Saw your fix in the git log after pulling and switching to master so fingers crossed!
Did you tune the LM hyperparameters alpha and beta?
@reuben Can you please let me know if default_alpha and default_beta should be fine tuned for 0.7.0 release or would it be ok to use --default_alpha 0.931289039105002 --default_beta 1.1834137581510284 as specified the docs to generate custom LM?
If yes, do you have any docs on doing the grid search or random search?
thanks
use lm_optimizer.py
thanks @lissyx
Just wanted to confirm that I doing this correctly:
- Generate the lm.binary and the vocab_.txt (I am using a portion of normalized wikipedia dump)

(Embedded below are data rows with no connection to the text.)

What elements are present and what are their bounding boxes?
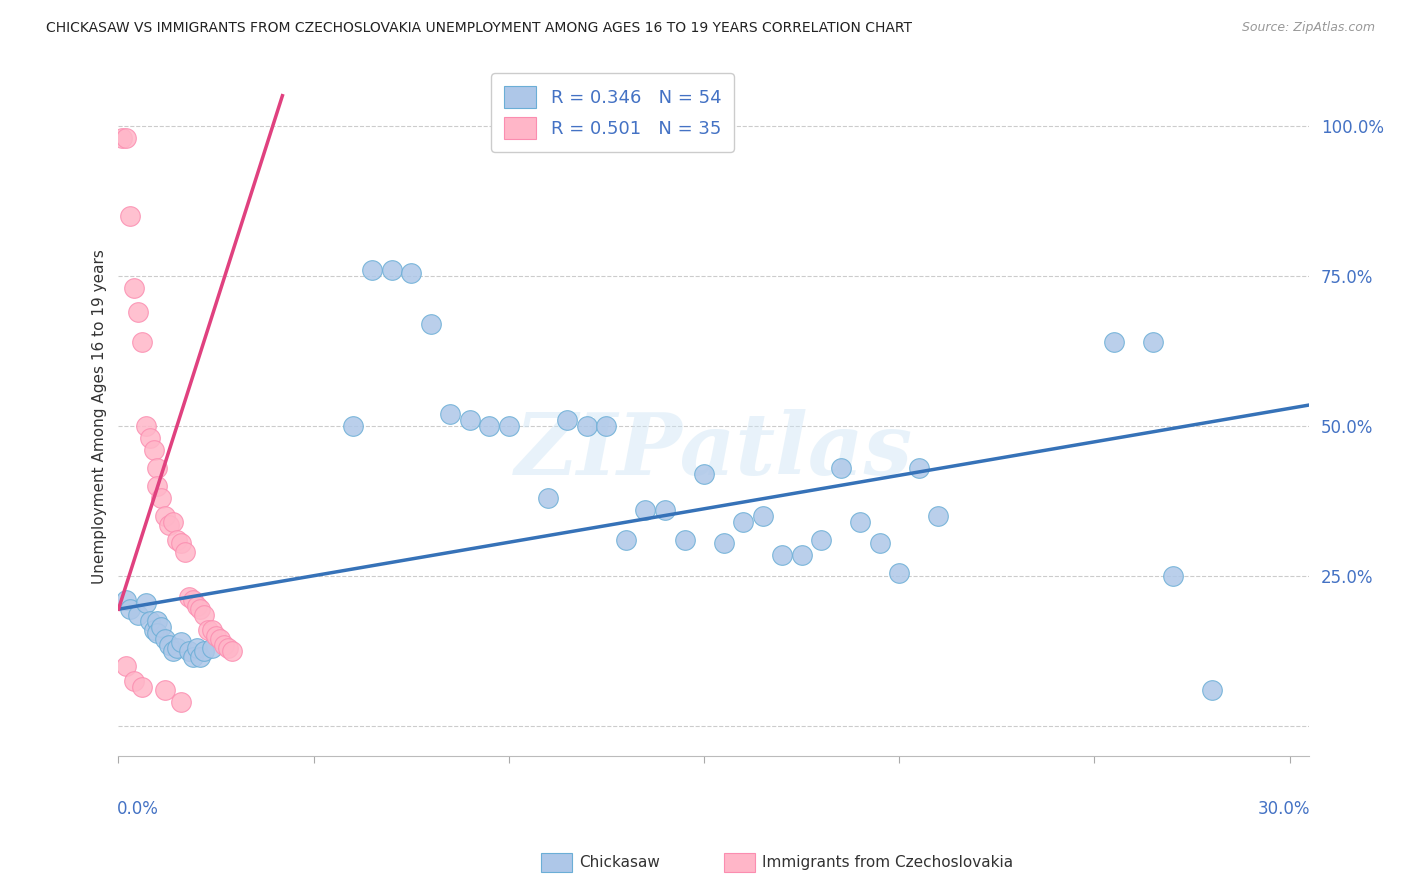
Point [673, 533, 696, 548]
Point [693, 467, 716, 481]
Point [170, 695, 193, 709]
Text: CHICKASAW VS IMMIGRANTS FROM CZECHOSLOVAKIA UNEMPLOYMENT AMONG AGES 16 TO 19 YEA: CHICKASAW VS IMMIGRANTS FROM CZECHOSLOVA… [46, 21, 912, 35]
Point [157, 638, 180, 652]
Point [201, 641, 224, 656]
Point [498, 419, 520, 434]
Point [907, 461, 929, 475]
Point [439, 407, 461, 421]
Point [120, 209, 142, 223]
Point [138, 614, 160, 628]
Point [146, 479, 169, 493]
Point [221, 644, 243, 658]
Point [557, 413, 579, 427]
Point [170, 536, 193, 550]
Point [138, 431, 160, 445]
Point [150, 491, 173, 505]
Point [733, 515, 755, 529]
Point [173, 545, 195, 559]
Point [142, 624, 165, 638]
Point [575, 419, 598, 434]
Text: 0.0%: 0.0% [117, 800, 159, 819]
Point [217, 641, 239, 656]
Point [186, 641, 208, 656]
Text: Immigrants from Czechoslovakia: Immigrants from Czechoslovakia [762, 855, 1014, 870]
Point [127, 305, 149, 319]
Point [1102, 334, 1125, 349]
Point [135, 419, 157, 434]
Point [115, 659, 138, 673]
Text: Chickasaw: Chickasaw [579, 855, 661, 870]
Point [190, 650, 212, 665]
Point [150, 620, 173, 634]
Point [399, 266, 422, 280]
Point [790, 548, 813, 562]
Point [419, 317, 441, 331]
Point [162, 515, 184, 529]
Y-axis label: Unemployment Among Ages 16 to 19 years: Unemployment Among Ages 16 to 19 years [93, 250, 107, 584]
Point [181, 650, 204, 665]
Point [614, 533, 637, 548]
Point [205, 629, 228, 643]
Point [713, 536, 735, 550]
Point [177, 644, 200, 658]
Point [193, 644, 215, 658]
Point [1201, 683, 1223, 698]
Point [155, 509, 177, 524]
Point [537, 491, 560, 505]
Point [120, 602, 142, 616]
Text: 30.0%: 30.0% [1258, 800, 1310, 819]
Point [170, 635, 193, 649]
Point [889, 566, 911, 581]
Point [381, 263, 404, 277]
Point [122, 281, 145, 295]
Point [342, 419, 364, 434]
Point [654, 503, 676, 517]
Point [155, 632, 177, 647]
Point [197, 624, 219, 638]
Point [142, 443, 165, 458]
Legend: R = 0.346   N = 54, R = 0.501   N = 35: R = 0.346 N = 54, R = 0.501 N = 35 [491, 73, 734, 152]
Point [1161, 569, 1184, 583]
Point [830, 461, 852, 475]
Text: ZIPatlas: ZIPatlas [515, 409, 912, 492]
Point [135, 596, 157, 610]
Point [201, 624, 224, 638]
Point [361, 263, 384, 277]
Point [131, 681, 153, 695]
Point [849, 515, 872, 529]
Point [122, 674, 145, 689]
Point [190, 602, 212, 616]
Point [478, 419, 501, 434]
Point [127, 608, 149, 623]
Point [177, 591, 200, 605]
Point [810, 533, 832, 548]
Point [146, 626, 169, 640]
Point [927, 509, 949, 524]
Point [146, 614, 169, 628]
Point [634, 503, 657, 517]
Point [131, 334, 153, 349]
Point [166, 533, 188, 548]
Point [1142, 334, 1164, 349]
Point [181, 593, 204, 607]
Text: Source: ZipAtlas.com: Source: ZipAtlas.com [1241, 21, 1375, 34]
Point [751, 509, 773, 524]
Point [869, 536, 891, 550]
Point [111, 130, 134, 145]
Point [193, 608, 215, 623]
Point [595, 419, 617, 434]
Point [186, 599, 208, 614]
Point [166, 641, 188, 656]
Point [146, 461, 169, 475]
Point [770, 548, 793, 562]
Point [115, 593, 138, 607]
Point [458, 413, 481, 427]
Point [115, 130, 138, 145]
Point [162, 644, 184, 658]
Point [155, 683, 177, 698]
Point [208, 632, 231, 647]
Point [212, 638, 235, 652]
Point [157, 518, 180, 533]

python generate_lm.py --input_txt wikien.txt --output_dir . --top_k 1000000 --kenlm_bins kenlm-master/build/bin/ --arpa_order 5 --max_arpa_memory “85%” --arpa_prune “0|0|1” --binary_a_bits 255 --binary_q_bits 8 --binary_type trie
- Tune default_alpha and default_ beta
python lm_optimizer.py --test_files bin/librispeech/librivox-test-clean.csv --checkpoint_dir deepspeech-0.7.0-checkpoint --n_hidden 2048
Would it be ok to use the librispeech test here? My real test data would be recorded conversations that are not fully labeled.
- Use the generated
lm.binary
andvocab-1000000.txt
to generate the scorer
python generate_package.py --alphabet …/alphabet.txt --lm lm.binary --vocab vocab-1000000.txt --package kenlm_mod.scorer --default_alpha <value from step 2> --default_beta <value from step 2>
Am I missing thing here?
thanks
- Generate the LM from your text corpus.
- Generate the scorer package with LM above and any default alpha and beta values.
- Run
lm_optimizer.py
with your own data, fine tuning on LibriSpeech test does nothing to help your use case. - At the end, regenerate the package with the new fine tuned alpha and beta values.
Thanks @reuben
Is this order documented any where? Just wanted to make sure that I did not miss it.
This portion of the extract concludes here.